Straddling the banks of the river Danube, Budapest is a gem not to be missed! Whether you’re visiting for a week or just a long weekend, there’s plenty to see and do, besides the regular tourist attractions.
Here are some of my favourite offbeat places to eat, some cool art spaces and sights to visit when you make the trip to the Hungarian capital
If you're looking to experience the city in its truest with the help of some locals, be sure to also check out our tour guides in Budapest.
You might not think of vegan food as being synonymous with Hungary, but there’s a surprisingly well developed vegan scene here with styles of food from all over the world, including local dishes, available with zero animal cruelty! Here are my top three picks for vegan food in Budapest.
Best hummus: Hummusbar
This chain of hummus based restaurants around Budapest is not fully vegan but has plenty of animal-free options. The flagship store is on Oktober 6 utca and bakes their own bread, definitely making for the best of the locations to visit. The menu clearly marks all dishes as containing animal products or not, and staff are friendly and knowledgeable, so you can be sure to get something vegan here.
Best Hungarian food: Napfenyes Etterem
Perhaps Budapest’s largest entirely vegan restaurant, this place has an extensive menu of many traditional Hungarian dishes made vegan, along with a few other international flavours as well, meaning there’s really something for everyone. Gluten-free options abound, and they make fresh juices, there’s a self-service salad bar and an impressive array of baked goods made on site to satisfy your sweet tooth.
Best street food: Vegan Garden
Just opposite Klauzal tér, this outdoor area of five or so fully vegan food trucks and a bar is a great place to come in order to try multiple different kinds of food. With pizza, burgers, Mexican fare, cakes and more, you’re bound to find something to satisfy your vegan cravings without breaking the bank! There’s a fully stocked bar too, making it an ideal place to come with friends, have a few drinks, enjoy the jovial atmosphere on a warm evening.
Budapest has dozens of art museums, galleries and other institutions where you can see art from many different time periods, but if you’re in the mood for something a bit different than the typical museum experience, check out these places.
Also known in Hungarian as Magyar Iparművészeti Múzeum, this is the third oldest applied arts museum in the world set inside a stunning Art Nouveau building, which showcases various items of homeware and industrial design including metalwork, furniture, glass and textiles. A visit here will no doubt give you, a lover of Art Nouveau or not, a newfound appreciation for the innovation and skillfulness involved in all aspects of design from this point in art history.

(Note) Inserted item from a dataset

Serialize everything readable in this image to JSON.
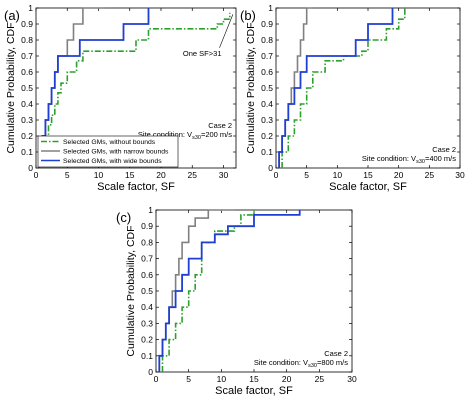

Showcasing Hungarian and international photography, this small gallery with a fascinating little bookshop set over several floors inside the former home of this local photographer is a cool place to learn about this art form from a Hungarian perspective. Exhibitions change regularly so check the website to find out what’s on when you visit.
Street art in Budapest can be found everywhere, and largely it is high quality and well preserved. Some famous street artists whose work can be seen on the walls of the city’s buildings include Neopaint, Luke Embden and Fat Head. Some of the most famous or interesting pieces not to miss are Alice in Wonderland (Kertész utca 27), The Great Wall (Kazinczy utca 45) and Vasarely (Városháza Park).
Don’t miss the views of the Danube!
This iconic river that runs through Budapest is definitely one of the most overlooked sights in town. Basically anywhere you can get high up enough to get a view over the Blue Danube and see many gorgeous buildings lining both banks is worth the trip!
Some highlights include the Fishermans Bastion and Gellert Hill in Buda, the middle of the Chain Bridge going over the river itself and the green and tranquil Margaret Island sitting right in the river.